これが上項で言った子供が読みやすいという理由となります。
一方、他の漫画と異なる点が”明確な悪が存在しない“という点です。
途中、様々な“敵役”が出てきますが、どれも単純な悪者ではない。何かしらの事情を抱えていたり、強い信念を持っています。
これが大人が楽しめるという理由
登場キャラクターを通して、これまで逃げて通ってきた哲学について改めて考えさせられます。
知識
読む上で事前の知識は特に必要ありません。少年漫画ですから。
純粋な気持ちで読めばいいのです。
ただ、知っておくとより考察しやすくなることもいくつかあります。
大人になって読み返すと伝わるものが変わってくる理由です。
1.『千夜一夜物語』について
元ネタを知っておくと登場キャラクターの名称などにより愛着が持てるでしょう。
ちなみに、僕は『千夜一夜物語』を全く知らないので、まだまだ考察が足りないところがあります。
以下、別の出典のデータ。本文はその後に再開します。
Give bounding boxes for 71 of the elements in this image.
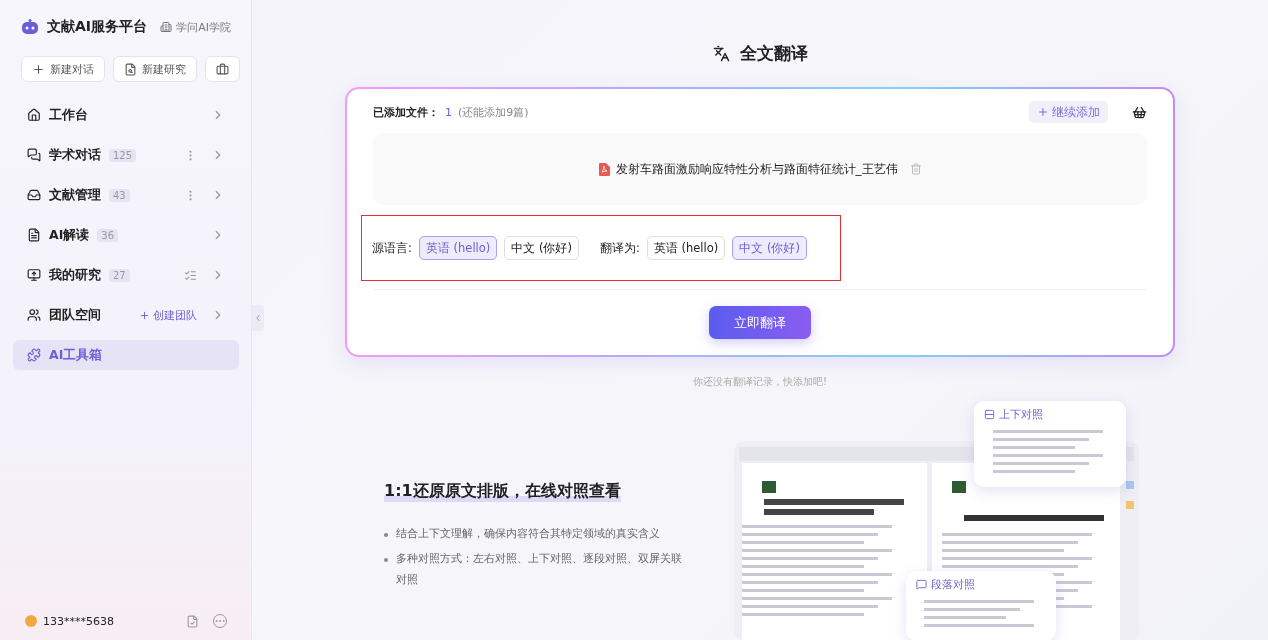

『千夜一夜物語』の知識が増えたら書き直すこともあると思います。
2.地球上の国家について
元ネタとなる国が多数あります。
中国、中東、ヨーロッパ、日本
大まかでいいので各国々の相対関係を知っておくとより楽しめると思います。
ある程度現実世界に即していることがあります。
3.政治体制について
独裁的な専制政治、民主的な民主政治
簡単でいいので知っておくといいと思います。
4.宗教について
ユダヤ教の世界観をモチーフにした漫画です。
ここが一番難しいと思いますが、ユダヤ教の神話について知っていると物語後半の理解の助けになると思います。
さて、下準備は終わりです。
冒頭でも説明した通り、今後は不定期で『マギ』についての個人的な考察を行っていきたいと思います。
記事の上げられる時期は不明。いつまで続くかも不明です。
もしかしたら途中で終わってしまうかもしれません。
完全に自己満足なシリーズ記事です。僕のペースでやっていくのでお付き合いくださいませ。
なお、この記事に今後投稿される記事はまとめてリンクしていく予定です。